Que l'adolescent soit devenu pour l'adulte ou prétendu tel, un objet fascinant, voilà qui est difficilement contestable.
"L'adolescence est tellement importante de nos jours qu'elle refoule en amont et en aval, les âges qui l'encadrent: les enfants tendent à vouloir y entrer de plus en plus tôt et les adultes tendent à vouloir en sortir de plus en plus tard. Le mariage ne représente plus une étape qui termine l'adolescence; si vous êtes amateur des films de Truffaut, vous pourrez voir que le personnage incarné par Jean-Pierre Léaud est bien la représentation de cet adulte marié encore adolescent"fn 6.
La fascination qu'exerce l'adolescent n'est pas sans provoquer, non rarement, une pathologie nouvelle chez les parents dont beaucoup retombent en adolescence quand leurs enfants abordent cet âge, cédant alors au démon de midi, ce qui ne contribue pas peu à majorer les problèmes identificatoires de leurs enfants, tandis que d'autres tombent, selon l'expression de Philippe GUTTON, en "obsolescence", renonçant définitivement à toute vie sexuelle, ce qui ne manque pas non plus d'avoir des effets perturbateurs. fn 7
Il ne fait pas de doute que le déclin de l'imago paternelle, avec l'éparpillement des points de repères identificatoires qu'il entraîne, est pour beaucoup dans la promotion et la survalorisation de l'adolescence.
"Quel qu'en soit l'avenir, ce déclin constitue une crise psychologique. Peut-être est-ce à cette crise qu'il faut rapporter l'apparition de la psychanalyse elle-même. Le sublime hasard du génie n'explique peut-être pas seul que ce soit à Vienne, alors centre d'un État qui était le melting-pot des formes familiales les plus diverses, qu'un fils du patriarcat juif ait imaginé le complexe d'Oedipe. Quoi qu'il en soit, ce sont les formes dominantes à la fin du siècle dernier qui ont révélé qu'elles étaient intimement dépendantes des conditions de la famille.... Notre expérience nous pousse à en désigner la détermination principale dans l'imago paternelle, toujours carente en quelque façon, absente, humiliée, divisée ou postiche.

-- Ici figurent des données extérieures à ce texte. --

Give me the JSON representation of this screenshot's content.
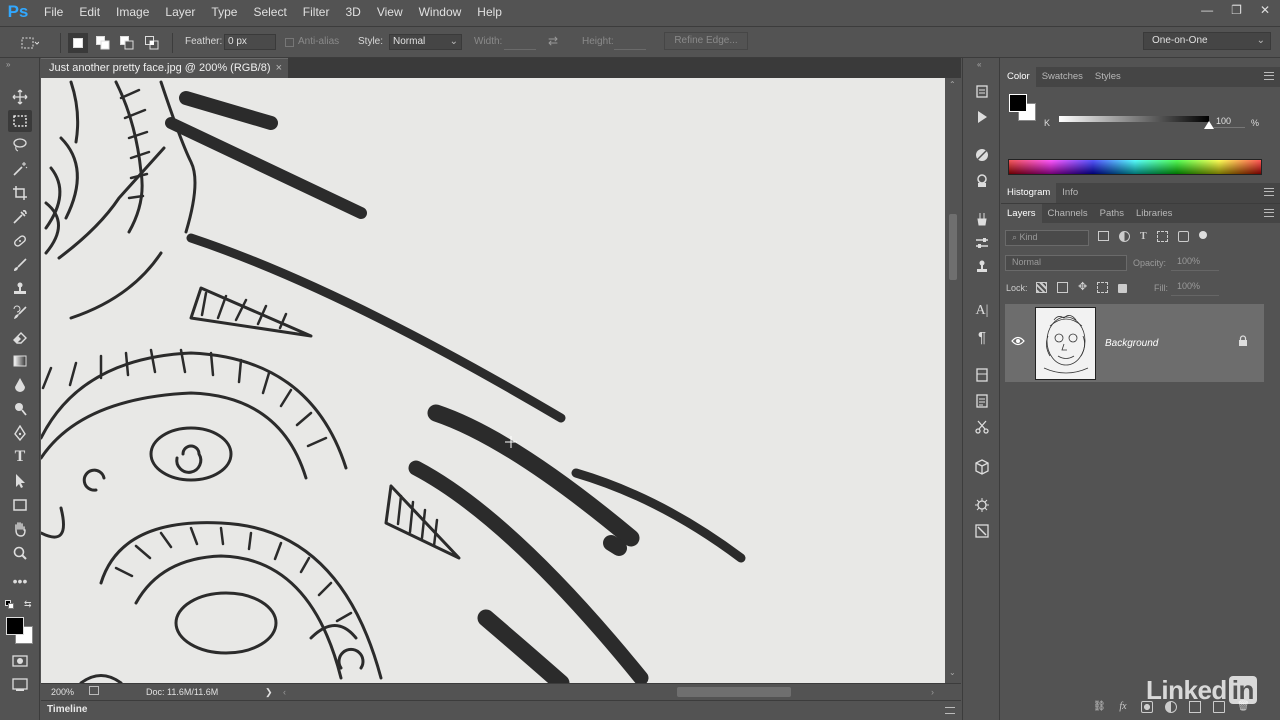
{
  "app": {
    "logo": "Ps"
  },
  "menu": [
    "File",
    "Edit",
    "Image",
    "Layer",
    "Type",
    "Select",
    "Filter",
    "3D",
    "View",
    "Window",
    "Help"
  ],
  "window_controls": {
    "minimize": "—",
    "restore": "❐",
    "close": "✕"
  },
  "options": {
    "feather_label": "Feather:",
    "feather_value": "0 px",
    "antialias_label": "Anti-alias",
    "style_label": "Style:",
    "style_value": "Normal",
    "width_label": "Width:",
    "height_label": "Height:",
    "refine_edge": "Refine Edge...",
    "workspace": "One-on-One"
  },
  "document": {
    "tab_title": "Just another pretty face.jpg @ 200% (RGB/8)",
    "close": "×"
  },
  "status": {
    "zoom": "200%",
    "doc_info": "Doc: 11.6M/11.6M",
    "arrow": "❯"
  },
  "timeline_label": "Timeline",
  "color_panel": {
    "tabs": [
      "Color",
      "Swatches",
      "Styles"
    ],
    "active_tab": "Color",
    "channel_label": "K",
    "channel_value": "100",
    "percent": "%"
  },
  "histogram_panel": {
    "tabs": [
      "Histogram",
      "Info"
    ],
    "active_tab": "Histogram"
  },
  "layers_panel": {
    "tabs": [
      "Layers",
      "Channels",
      "Paths",
      "Libraries"
    ],
    "active_tab": "Layers",
    "filter_kind": "Kind",
    "blend_mode": "Normal",
    "opacity_label": "Opacity:",
    "opacity_value": "100%",
    "lock_label": "Lock:",
    "fill_label": "Fill:",
    "fill_value": "100%",
    "layers": [
      {
        "name": "Background",
        "visible": true,
        "locked": true
      }
    ]
  },
  "watermark": {
    "text": "Linked",
    "in": "in"
  },
  "colors": {
    "ui": "#535353",
    "dark": "#3c3c3c",
    "canvas": "#e8e8e6",
    "ink": "#2b2b2b",
    "ps_blue": "#31a8ff"
  }
}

C'est cette carence qui, conformément à notre conception de l'Oedipe, vient à tarir l'élan vital et à tarer la dialectique des sublimations... "fn 8
Quoi qu'il en soit de ces dérives et de ces faillites identificatoires qui tendent à devenir le mal du siècle, on peut quand même penser que:
".... chaque génération a imaginé que l'adolescent des générations précédentes était différent. Il l'est certainement de par la différence des ordres sociaux. On peut toutefois retrouver de grandes constantes d'une génération à l'autre. Très souvent, les adolescents d'aujourd'hui rejoignent l'un des groupes qui ont rallié les adolescents au temps du romantisme. D'un côté, ceux, comme Werther ou René, qui sont révoltés cotre le réel, ne se résignent pas à la Loi, qu'elle soit privée ou publique, qui cherchent toujours vers l'inconnu, et solitaires et démunis, sont souvent attirés par le risque et même la mort. De l'autre côté ceux qui se soumettent aux règles du jeu social, dont l'idéologie est de gagner, comme Rastignac, Rubempré ou Julien Sorel. "fn 9
Il n'existe évidemment pas d'opposition tranchée entre ces deux types d'adolescents, le romantique révolté, pensant comme Arthur Rimbaud que "nous ne sommes pas au monde, la vraie vie est ailleurs", et le jeune loup dynamique qui s'écrie comme Lucien de Rubempré: "Paris, à nous deux!"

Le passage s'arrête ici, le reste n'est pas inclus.